Pese a ese futuro auspicioso, Un niño espera (1963) fue una fruta agridulce para el matrimonio Cassavetes. John había pasado de ser una promesa del underground a convertirse en un nombre codiciado por Hollywood tras la experimental La canción del pecado (1961) con Bobby Darin, y la producción de Stanley Kramer prometía una entrada triunfal al sistema de estudios. Ambientada en un internado infantil, la historia disponía a Burt Lancaster y Judy Garland disputando el destino de un grupo de niños con capacidades especiales que llevó al director a equilibrar los egos de sus estrellas con la complejidad del tema tratado. Gena Rowlands dio vida a la joven madre de un niño con autismo, atrapada en la encrucijada entre el deber y el abandono. Esa fue la prueba de fuego para el director y su actriz, el alerta sobre los compromisos que demandaba el cine de los grandes estudios, y el impulso para gestar una trabajo diferente, fuera de toda tenaza de productores y exigencias de estudios.

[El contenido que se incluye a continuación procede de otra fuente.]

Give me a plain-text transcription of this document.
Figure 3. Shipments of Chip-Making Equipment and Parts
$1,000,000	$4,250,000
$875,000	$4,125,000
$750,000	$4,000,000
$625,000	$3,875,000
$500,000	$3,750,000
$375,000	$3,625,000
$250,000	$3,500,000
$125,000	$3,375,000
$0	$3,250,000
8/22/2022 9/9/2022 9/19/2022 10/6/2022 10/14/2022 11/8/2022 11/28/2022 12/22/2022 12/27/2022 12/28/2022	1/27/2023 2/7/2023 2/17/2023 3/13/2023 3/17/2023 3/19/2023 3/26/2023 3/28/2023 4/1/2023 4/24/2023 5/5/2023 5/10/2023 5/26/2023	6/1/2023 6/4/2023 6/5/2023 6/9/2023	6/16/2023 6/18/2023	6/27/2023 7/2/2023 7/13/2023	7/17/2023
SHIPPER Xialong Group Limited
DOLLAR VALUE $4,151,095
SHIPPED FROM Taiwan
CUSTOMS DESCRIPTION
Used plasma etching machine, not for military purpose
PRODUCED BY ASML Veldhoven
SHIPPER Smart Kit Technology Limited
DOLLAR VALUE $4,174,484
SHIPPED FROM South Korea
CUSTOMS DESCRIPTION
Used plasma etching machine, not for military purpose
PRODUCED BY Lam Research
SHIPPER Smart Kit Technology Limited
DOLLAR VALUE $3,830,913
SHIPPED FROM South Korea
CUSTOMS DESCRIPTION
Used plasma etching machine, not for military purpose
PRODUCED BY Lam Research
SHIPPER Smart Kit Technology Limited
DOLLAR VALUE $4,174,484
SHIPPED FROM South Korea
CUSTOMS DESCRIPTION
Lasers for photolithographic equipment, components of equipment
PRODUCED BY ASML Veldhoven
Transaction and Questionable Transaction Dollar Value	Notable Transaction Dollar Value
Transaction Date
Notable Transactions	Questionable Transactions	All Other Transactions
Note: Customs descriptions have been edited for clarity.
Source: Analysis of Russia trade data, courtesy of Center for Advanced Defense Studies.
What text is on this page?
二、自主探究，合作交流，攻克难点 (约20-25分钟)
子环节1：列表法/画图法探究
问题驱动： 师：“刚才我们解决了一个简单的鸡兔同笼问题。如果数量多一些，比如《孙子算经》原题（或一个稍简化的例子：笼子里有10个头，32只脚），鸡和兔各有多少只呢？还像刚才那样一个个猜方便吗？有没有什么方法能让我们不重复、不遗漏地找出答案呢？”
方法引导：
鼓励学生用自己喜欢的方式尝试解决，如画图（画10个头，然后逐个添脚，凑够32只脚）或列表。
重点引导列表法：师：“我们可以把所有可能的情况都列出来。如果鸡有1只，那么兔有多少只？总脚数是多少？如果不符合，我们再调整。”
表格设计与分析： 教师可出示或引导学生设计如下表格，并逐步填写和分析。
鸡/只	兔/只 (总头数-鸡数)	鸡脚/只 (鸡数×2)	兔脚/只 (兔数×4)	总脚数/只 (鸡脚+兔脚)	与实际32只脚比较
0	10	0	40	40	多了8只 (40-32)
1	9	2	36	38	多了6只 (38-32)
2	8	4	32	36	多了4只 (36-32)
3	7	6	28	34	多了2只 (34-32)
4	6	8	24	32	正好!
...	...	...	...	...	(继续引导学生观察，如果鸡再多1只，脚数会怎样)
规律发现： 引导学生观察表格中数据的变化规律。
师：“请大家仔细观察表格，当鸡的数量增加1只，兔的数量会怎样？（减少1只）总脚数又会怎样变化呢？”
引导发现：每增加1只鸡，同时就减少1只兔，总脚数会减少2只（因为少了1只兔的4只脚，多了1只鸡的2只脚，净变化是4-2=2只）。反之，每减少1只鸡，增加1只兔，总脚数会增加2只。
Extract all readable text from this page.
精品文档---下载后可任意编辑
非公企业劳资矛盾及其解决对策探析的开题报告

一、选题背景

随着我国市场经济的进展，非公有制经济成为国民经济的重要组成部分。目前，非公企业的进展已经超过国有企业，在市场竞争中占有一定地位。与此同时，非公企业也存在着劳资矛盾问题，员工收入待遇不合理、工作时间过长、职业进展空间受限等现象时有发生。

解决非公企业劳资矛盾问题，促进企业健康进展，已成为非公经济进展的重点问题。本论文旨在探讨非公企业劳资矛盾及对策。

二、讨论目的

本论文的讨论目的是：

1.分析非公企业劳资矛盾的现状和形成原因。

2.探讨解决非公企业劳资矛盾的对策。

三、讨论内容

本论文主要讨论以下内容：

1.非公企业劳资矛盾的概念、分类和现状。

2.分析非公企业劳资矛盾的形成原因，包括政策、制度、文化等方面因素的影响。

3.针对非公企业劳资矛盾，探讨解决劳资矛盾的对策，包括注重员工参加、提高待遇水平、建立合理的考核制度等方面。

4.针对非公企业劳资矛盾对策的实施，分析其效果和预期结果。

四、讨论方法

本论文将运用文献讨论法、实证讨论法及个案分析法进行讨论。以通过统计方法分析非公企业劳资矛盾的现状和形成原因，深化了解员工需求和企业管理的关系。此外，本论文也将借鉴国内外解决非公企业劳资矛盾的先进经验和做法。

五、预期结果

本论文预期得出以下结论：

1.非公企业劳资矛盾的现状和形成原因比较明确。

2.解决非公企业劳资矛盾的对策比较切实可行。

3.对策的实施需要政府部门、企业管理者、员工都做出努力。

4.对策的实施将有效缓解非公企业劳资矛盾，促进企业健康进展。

Faces (1968) fue el verdadero inicio del trabajo conjunto de Gena Rowlands y John Cassavetes. Filmada desde 1965 en su propia casa, con ínfimo presupuesto (resultado de lo ganado por ambos en televisión, hipoteca inmobiliaria y préstamos de amigos) y luego de prolongados ensayos y colaboraciones conjuntas con el grupo de actores, marcó la estela para lo que vendría. Pensada como una reflexión sobre el propio sistema de Hollywood, al mismo tiempo que una exégesis sobre la pareja y sus crisis, recorría un día y una noche en la vida de un grupo de personajes enredados en conversaciones alcoholizadas, disputas amorosas y desacuerdos ideológicos. Rowlands exponía en su rostro en primerísimo plano las emociones desgarradas de Jeannie, una prostituta, una joven actriz, una amante dolida, una mujer en carne viva. Faces irrumpió con una fuerza descomunal en el surgimiento del Nuevo Hollywood, con una estética incomoda e innovadora, alejada de la dramaturgia convencional y de los géneros, casi como un estado del alma contenido en la materia de los cuerpos y el grano del celuloide.

Ajena a las estrellas

En los años que siguieron la carrera de Gena Rowlands consiguió momentos mágicos e inolvidables, películas que la consagraron como la actriz más importante de su generación, ajena al título de estrella, síntoma de una transformación que apenas comenzaba. Basta ver la seguidilla: Así habla el amor (1971), Una mujer bajo influencia, Opening Night (1977), Gloria (1980), Torrentes de amor (1984). Si Faces había revolucionado el lenguaje cinematográfico y sentado las bases de un nuevo modo de producción ciertamente independiente, las películas que siguieron exploraron las diversas aristas del cine, sus conexiones con mitos en decadencia, como lo hizo Así habla el amor con la comedia romántica en ese retrato ácido y divertido sobre la pareja, o Una mujer bajo influencia sobre la locura y el amor, la condición de la mujer en el matrimonio y los límites concretos de la familia. Rowlands se convirtió en el emblema de una nueva forma de concebir la actuación, con límites porosos entre la vida y el oficio, con una renovada concepción de la experiencia, con gestos reflexivos sobre el arte y su capacidad de trascendencia.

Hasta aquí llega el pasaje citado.